GENÈVE _ Le responsable des droits de la personne au sein des Nations unies a révélé vendredi que son personnel a récemment découvert six nouvelles agressions sexuelles qui auraient été commises contre des enfants par des militaires européens déployés en République centrafricaine.

Le bureau de Zeid Raad al-Hussein a dit qu'une équipe onusienne a rencontré cinq fillettes et un garçon qui affirment avoir été agressés par des soldats membres des missions de l'Union européenne et de la France.

Ces agressions auraient été commises dans un camp de réfugiés près de l'aéroport de Bangui.

Trois fillettes ont raconté à l'ONU que leurs agresseurs étaient possiblement membres du contingent fourni à l'UE par la Géorgie. Une fillette de sept ans et un garçon de neuf ans ont dit avoir été agressés par des militaires français qui participaient à l'opération Sangaris.

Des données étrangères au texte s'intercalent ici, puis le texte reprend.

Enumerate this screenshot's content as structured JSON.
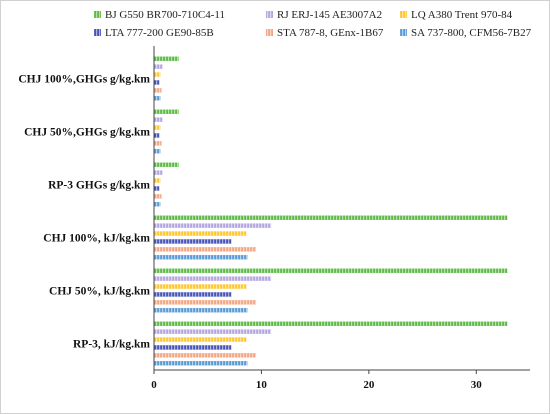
{
  "chart_data": {
    "type": "bar",
    "orientation": "horizontal",
    "categories": [
      "RP-3, kJ/kg.km",
      "CHJ 50%, kJ/kg.km",
      "CHJ 100%, kJ/kg.km",
      "RP-3 GHGs   g/kg.km",
      "CHJ 50%,GHGs g/kg.km",
      "CHJ 100%,GHGs g/kg.km"
    ],
    "series": [
      {
        "name": "SA 737-800, CFM56-7B27",
        "color": "#5B9BD5",
        "values": [
          8.7,
          8.7,
          8.7,
          0.6,
          0.6,
          0.6
        ]
      },
      {
        "name": "STA 787-8, GEnx-1B67",
        "color": "#F4A582",
        "values": [
          9.5,
          9.5,
          9.5,
          0.7,
          0.7,
          0.7
        ]
      },
      {
        "name": "LTA 777-200 GE90-85B",
        "color": "#4A54B8",
        "values": [
          7.2,
          7.2,
          7.2,
          0.5,
          0.5,
          0.5
        ]
      },
      {
        "name": "LQ A380 Trent 970-84",
        "color": "#FFC72C",
        "values": [
          8.6,
          8.6,
          8.6,
          0.6,
          0.6,
          0.6
        ]
      },
      {
        "name": "RJ ERJ-145 AE3007A2",
        "color": "#B4A7E0",
        "values": [
          10.9,
          10.9,
          10.9,
          0.8,
          0.8,
          0.8
        ]
      },
      {
        "name": "BJ G550 BR700-710C4-11",
        "color": "#5DBB46",
        "values": [
          32.9,
          32.9,
          32.9,
          2.3,
          2.3,
          2.3
        ]
      }
    ],
    "xlim": [
      0,
      35
    ],
    "xticks": [
      0,
      10,
      20,
      30
    ],
    "xlabel": "",
    "ylabel": "",
    "title": "",
    "grid": false,
    "legend_position": "top"
  }
}
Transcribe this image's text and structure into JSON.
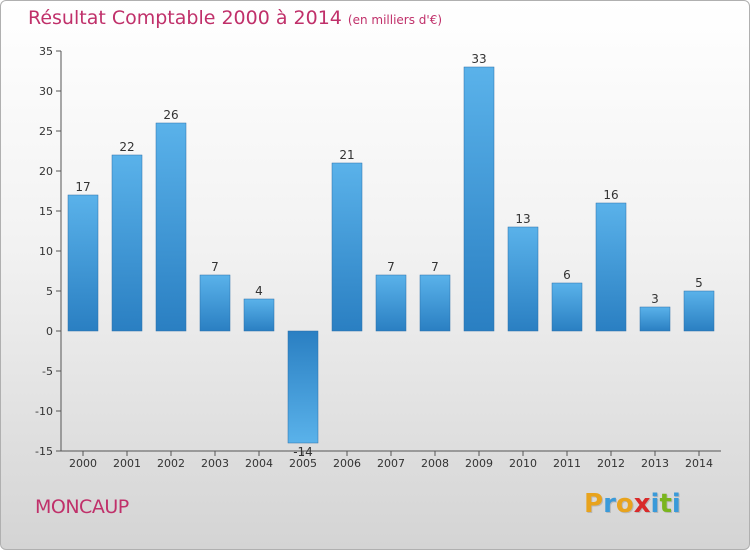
{
  "title": "Résultat Comptable 2000 à 2014",
  "subtitle": "(en milliers d'€)",
  "place": "MONCAUP",
  "logo": {
    "letters": [
      "P",
      "r",
      "o",
      "x",
      "i",
      "t",
      "i"
    ],
    "colors": [
      "#e8a31d",
      "#3a9ad9",
      "#e8a31d",
      "#d92a2a",
      "#3a9ad9",
      "#7ab51d",
      "#3a9ad9"
    ]
  },
  "colors": {
    "accent": "#c0306a",
    "bar": "#4aa3df",
    "bar_dark": "#2a80c4"
  },
  "chart_data": {
    "type": "bar",
    "title": "Résultat Comptable 2000 à 2014",
    "xlabel": "",
    "ylabel": "",
    "categories": [
      "2000",
      "2001",
      "2002",
      "2003",
      "2004",
      "2005",
      "2006",
      "2007",
      "2008",
      "2009",
      "2010",
      "2011",
      "2012",
      "2013",
      "2014"
    ],
    "values": [
      17,
      22,
      26,
      7,
      4,
      -14,
      21,
      7,
      7,
      33,
      13,
      6,
      16,
      3,
      5
    ],
    "ylim": [
      -15,
      35
    ],
    "yticks": [
      -15,
      -10,
      -5,
      0,
      5,
      10,
      15,
      20,
      25,
      30,
      35
    ],
    "grid": false,
    "legend": "none"
  }
}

La fillette de sept ans, qui serait la plus jeune victime identifiée à ce jour, aurait posé des gestes sexuels en échange d'eau et de biscuits.

Une autre fillette prétend avoir été agressée par des soldats originaires d'un pays européen qui n'a pas été identifié, mais "d'autres corroborations sont requises dans cette affaire".

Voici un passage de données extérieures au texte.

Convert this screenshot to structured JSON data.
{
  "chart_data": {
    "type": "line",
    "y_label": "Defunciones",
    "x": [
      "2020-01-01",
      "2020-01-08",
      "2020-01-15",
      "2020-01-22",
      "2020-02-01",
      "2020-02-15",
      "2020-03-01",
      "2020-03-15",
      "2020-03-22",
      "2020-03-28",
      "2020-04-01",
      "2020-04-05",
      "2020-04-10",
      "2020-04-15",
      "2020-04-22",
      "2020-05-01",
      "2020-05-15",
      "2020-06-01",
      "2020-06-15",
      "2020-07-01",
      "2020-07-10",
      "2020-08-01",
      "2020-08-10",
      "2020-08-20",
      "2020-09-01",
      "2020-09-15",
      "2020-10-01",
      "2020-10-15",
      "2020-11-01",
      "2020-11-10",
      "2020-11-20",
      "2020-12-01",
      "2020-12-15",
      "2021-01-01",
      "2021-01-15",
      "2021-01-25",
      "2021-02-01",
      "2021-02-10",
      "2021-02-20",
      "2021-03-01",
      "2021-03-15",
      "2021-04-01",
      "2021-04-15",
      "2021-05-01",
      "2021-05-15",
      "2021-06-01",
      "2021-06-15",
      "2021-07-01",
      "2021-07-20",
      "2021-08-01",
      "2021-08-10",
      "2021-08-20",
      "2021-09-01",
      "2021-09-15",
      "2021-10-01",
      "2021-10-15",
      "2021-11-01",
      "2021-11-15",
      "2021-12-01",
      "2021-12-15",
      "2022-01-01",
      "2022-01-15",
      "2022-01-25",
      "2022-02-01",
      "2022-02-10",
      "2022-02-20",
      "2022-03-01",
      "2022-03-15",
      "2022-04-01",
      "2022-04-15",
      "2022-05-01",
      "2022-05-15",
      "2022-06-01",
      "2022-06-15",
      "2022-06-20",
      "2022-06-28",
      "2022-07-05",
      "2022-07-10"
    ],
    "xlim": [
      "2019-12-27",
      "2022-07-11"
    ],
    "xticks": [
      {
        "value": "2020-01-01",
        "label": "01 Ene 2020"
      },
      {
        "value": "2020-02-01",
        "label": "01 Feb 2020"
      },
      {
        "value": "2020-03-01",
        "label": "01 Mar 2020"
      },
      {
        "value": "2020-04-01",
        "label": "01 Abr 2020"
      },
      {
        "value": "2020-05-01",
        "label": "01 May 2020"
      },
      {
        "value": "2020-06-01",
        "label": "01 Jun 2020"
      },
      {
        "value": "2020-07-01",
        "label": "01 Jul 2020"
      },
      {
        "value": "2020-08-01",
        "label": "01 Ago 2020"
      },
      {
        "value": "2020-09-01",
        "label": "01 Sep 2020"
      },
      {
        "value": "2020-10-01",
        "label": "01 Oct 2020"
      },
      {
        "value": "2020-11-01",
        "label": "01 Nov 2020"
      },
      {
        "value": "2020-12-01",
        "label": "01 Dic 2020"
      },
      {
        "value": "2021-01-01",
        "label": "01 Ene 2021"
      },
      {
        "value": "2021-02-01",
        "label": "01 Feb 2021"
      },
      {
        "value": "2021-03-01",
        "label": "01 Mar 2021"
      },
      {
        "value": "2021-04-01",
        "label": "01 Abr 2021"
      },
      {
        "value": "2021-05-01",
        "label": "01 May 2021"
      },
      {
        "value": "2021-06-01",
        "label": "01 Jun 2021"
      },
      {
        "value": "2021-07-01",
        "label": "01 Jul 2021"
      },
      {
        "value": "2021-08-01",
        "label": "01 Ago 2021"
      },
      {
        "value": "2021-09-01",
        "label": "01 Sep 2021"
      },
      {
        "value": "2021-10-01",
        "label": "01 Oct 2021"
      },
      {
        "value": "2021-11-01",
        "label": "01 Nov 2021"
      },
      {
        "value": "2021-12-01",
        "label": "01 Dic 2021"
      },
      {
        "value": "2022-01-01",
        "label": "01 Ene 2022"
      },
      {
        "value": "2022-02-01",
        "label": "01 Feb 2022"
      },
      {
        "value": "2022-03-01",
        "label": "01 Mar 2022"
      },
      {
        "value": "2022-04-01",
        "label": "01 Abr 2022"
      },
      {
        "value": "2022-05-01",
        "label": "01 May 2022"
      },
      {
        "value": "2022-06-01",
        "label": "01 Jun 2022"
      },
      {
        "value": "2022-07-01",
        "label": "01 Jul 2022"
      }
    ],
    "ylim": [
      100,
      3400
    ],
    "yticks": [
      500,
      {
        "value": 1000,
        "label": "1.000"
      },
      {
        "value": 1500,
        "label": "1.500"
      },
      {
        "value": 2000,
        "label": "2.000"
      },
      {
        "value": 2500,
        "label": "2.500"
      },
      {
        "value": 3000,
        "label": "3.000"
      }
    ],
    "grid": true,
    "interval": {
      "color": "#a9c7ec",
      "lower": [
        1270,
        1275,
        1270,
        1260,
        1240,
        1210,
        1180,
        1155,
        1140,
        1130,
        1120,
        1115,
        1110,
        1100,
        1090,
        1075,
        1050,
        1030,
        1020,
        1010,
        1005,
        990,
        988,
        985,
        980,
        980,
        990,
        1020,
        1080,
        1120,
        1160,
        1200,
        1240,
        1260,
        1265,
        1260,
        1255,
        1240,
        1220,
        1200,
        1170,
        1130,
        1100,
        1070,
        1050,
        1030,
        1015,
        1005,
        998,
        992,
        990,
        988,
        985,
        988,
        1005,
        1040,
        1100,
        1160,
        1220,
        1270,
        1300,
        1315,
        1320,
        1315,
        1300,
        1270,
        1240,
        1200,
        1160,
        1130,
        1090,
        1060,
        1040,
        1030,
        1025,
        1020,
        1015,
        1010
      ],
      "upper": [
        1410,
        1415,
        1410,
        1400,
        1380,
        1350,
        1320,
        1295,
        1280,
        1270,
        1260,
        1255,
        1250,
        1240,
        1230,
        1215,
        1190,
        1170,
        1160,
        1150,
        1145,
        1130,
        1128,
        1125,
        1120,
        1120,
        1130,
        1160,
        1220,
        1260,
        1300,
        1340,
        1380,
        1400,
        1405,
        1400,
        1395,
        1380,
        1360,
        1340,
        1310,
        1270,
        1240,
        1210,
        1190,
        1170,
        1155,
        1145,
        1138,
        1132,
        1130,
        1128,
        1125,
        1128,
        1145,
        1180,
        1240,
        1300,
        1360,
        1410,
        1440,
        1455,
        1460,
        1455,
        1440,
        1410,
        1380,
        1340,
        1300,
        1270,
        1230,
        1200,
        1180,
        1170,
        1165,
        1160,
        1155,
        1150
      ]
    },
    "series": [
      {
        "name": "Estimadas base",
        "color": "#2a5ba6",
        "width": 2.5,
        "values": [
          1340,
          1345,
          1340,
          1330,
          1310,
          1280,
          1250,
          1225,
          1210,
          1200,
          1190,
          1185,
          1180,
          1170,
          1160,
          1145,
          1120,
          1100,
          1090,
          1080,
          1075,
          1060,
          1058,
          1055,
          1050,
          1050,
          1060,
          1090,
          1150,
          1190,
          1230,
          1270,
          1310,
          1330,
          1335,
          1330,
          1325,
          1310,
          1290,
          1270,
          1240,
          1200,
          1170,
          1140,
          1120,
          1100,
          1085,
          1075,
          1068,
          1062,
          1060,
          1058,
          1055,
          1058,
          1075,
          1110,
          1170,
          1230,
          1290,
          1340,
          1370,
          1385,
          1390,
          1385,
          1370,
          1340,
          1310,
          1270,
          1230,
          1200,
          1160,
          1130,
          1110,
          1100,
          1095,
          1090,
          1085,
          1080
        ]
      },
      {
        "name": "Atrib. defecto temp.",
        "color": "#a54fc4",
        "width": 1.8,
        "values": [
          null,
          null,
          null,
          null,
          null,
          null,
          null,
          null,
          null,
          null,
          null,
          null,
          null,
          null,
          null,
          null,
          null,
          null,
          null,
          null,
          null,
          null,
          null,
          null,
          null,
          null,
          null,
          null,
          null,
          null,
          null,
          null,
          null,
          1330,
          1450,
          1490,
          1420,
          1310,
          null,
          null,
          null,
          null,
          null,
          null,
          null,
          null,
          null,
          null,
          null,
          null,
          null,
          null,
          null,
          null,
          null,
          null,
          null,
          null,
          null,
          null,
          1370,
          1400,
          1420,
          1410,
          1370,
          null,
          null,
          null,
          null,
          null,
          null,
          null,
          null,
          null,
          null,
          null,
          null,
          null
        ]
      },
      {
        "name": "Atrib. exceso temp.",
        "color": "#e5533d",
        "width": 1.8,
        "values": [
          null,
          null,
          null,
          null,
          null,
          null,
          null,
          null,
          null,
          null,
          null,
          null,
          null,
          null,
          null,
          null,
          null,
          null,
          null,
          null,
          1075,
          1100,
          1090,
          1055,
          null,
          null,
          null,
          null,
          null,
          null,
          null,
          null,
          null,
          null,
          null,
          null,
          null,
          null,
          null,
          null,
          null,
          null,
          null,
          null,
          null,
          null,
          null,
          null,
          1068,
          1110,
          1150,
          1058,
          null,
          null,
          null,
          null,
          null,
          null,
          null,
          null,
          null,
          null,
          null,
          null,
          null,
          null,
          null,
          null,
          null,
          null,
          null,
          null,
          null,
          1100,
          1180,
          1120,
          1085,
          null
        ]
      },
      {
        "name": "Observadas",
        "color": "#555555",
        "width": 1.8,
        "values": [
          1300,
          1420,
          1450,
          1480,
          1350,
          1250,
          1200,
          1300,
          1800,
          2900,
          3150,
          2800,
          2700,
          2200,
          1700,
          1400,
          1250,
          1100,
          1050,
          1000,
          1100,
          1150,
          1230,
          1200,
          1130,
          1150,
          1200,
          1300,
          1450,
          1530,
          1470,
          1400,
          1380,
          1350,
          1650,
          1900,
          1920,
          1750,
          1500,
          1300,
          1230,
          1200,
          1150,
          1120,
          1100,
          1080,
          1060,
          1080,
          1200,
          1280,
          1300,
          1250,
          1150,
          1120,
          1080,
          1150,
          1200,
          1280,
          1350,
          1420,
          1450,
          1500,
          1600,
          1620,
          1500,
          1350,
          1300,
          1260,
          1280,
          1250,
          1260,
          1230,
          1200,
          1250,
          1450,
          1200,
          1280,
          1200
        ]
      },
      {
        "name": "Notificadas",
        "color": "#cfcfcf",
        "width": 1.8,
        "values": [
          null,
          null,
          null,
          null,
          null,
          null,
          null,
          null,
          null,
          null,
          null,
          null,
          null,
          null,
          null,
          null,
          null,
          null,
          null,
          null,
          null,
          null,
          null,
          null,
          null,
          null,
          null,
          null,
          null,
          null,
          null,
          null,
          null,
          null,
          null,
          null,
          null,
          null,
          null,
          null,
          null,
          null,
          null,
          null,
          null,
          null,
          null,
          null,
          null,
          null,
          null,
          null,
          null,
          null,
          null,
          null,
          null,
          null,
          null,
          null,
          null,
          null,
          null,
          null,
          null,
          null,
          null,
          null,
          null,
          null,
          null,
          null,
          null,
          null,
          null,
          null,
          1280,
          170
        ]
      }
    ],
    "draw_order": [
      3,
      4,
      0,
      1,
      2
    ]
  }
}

Ces agressions présumées auraient été commises en 2014 mais n'ont que récemment été rendues publiques.

La France, l'ancienne puissance coloniale en Centrafrique, a déployé des milliers de militaires dans ce pays à la fin de 2013 pour mettre fin aux violences entre chrétiens et musulmans. Une mission de l'Union africaine entamée en avril 2014 et été remplacée par la mission onusienne cinq mois plus tard, et la mission européenne a pris fin en mars 2015.

"Ce sont des accusations extrêmement graves et il est impératif que ces allégations fassent l'objet d'une enquête complète et urgente, a dit M. Zeid par voie de communiqué. Nous assurerons un suivi étroit de ces dossiers et de tout autre qui pourrait faire surface pendant que l'équipe de l'ONU poursuit son enquête sur le terrain."

L'ONU peut colliger et publier les allégations, mais il revient aux États de poursuivre les suspects.

Le garçon et la fillette qui disent avoir été agressés par des soldats français prétendent que d'autres enfants ont subi le même sort.

Lors d'une conférence de presse, plus tard vendredi, à New York, un représentant de l'ONU a confirmé que des allégations pesaient également contre des Casques bleus. Le secrétaire général adjoint Anthony Banbury a été étreint par l'émotion en parlant des quatre nouveaux cas impliquant des soldats de l'ONU du Bangladesh, du Congo, du Niger et du Sénégal.

C'était la première fois que l'ONU nommait publiquement les pays comptant des soldats mis en cause dans le cadre d'une nouvelle politique de divulgation.

M. Banbury a aussi annoncé qu'un des soldats marocains qui avait servi dans une mission précédente faisait l'objet d'une allégation d'agression sexuelle.

Pour toute l'année 2015, il y aurait 69 allégations confirmées d'agression sexuelle ou d'exploitation dans les 16 missions de l'ONU, dont 22 en République centrafricaine. En 2014, il y avait 51 allégations, mais il n'y avait aucun cas en République centrafricaine.

Le secrétaire général de l'ONU Ban Ki-moon publiera le mois prochain un rapport détaillant les allégations de 2015. Les informations, incluant l'avancement des enquêtes, seront mises à jour fréquemment sur le Web.

Un porte-parole de M. Zeid, Rupert Colville, a expliqué aux journalistes que des soldats provenant d'une "dizaine de contingents" ont maintenant été éclaboussés par des allégations d'inconduite sexuelle, mais qu'il est difficile d'estimer combien de militaires individuels sont impliqués.

"Mais il est très évident que c'était répandu (en Centrafrique), a-t-il dit lors d'une conférence de presse. Ce n'est clairement pas la dernière fois dont nous en parlons, malheureusement."

L'Union européenne a promis sa pleine collaboration aux enquêteurs onusiens.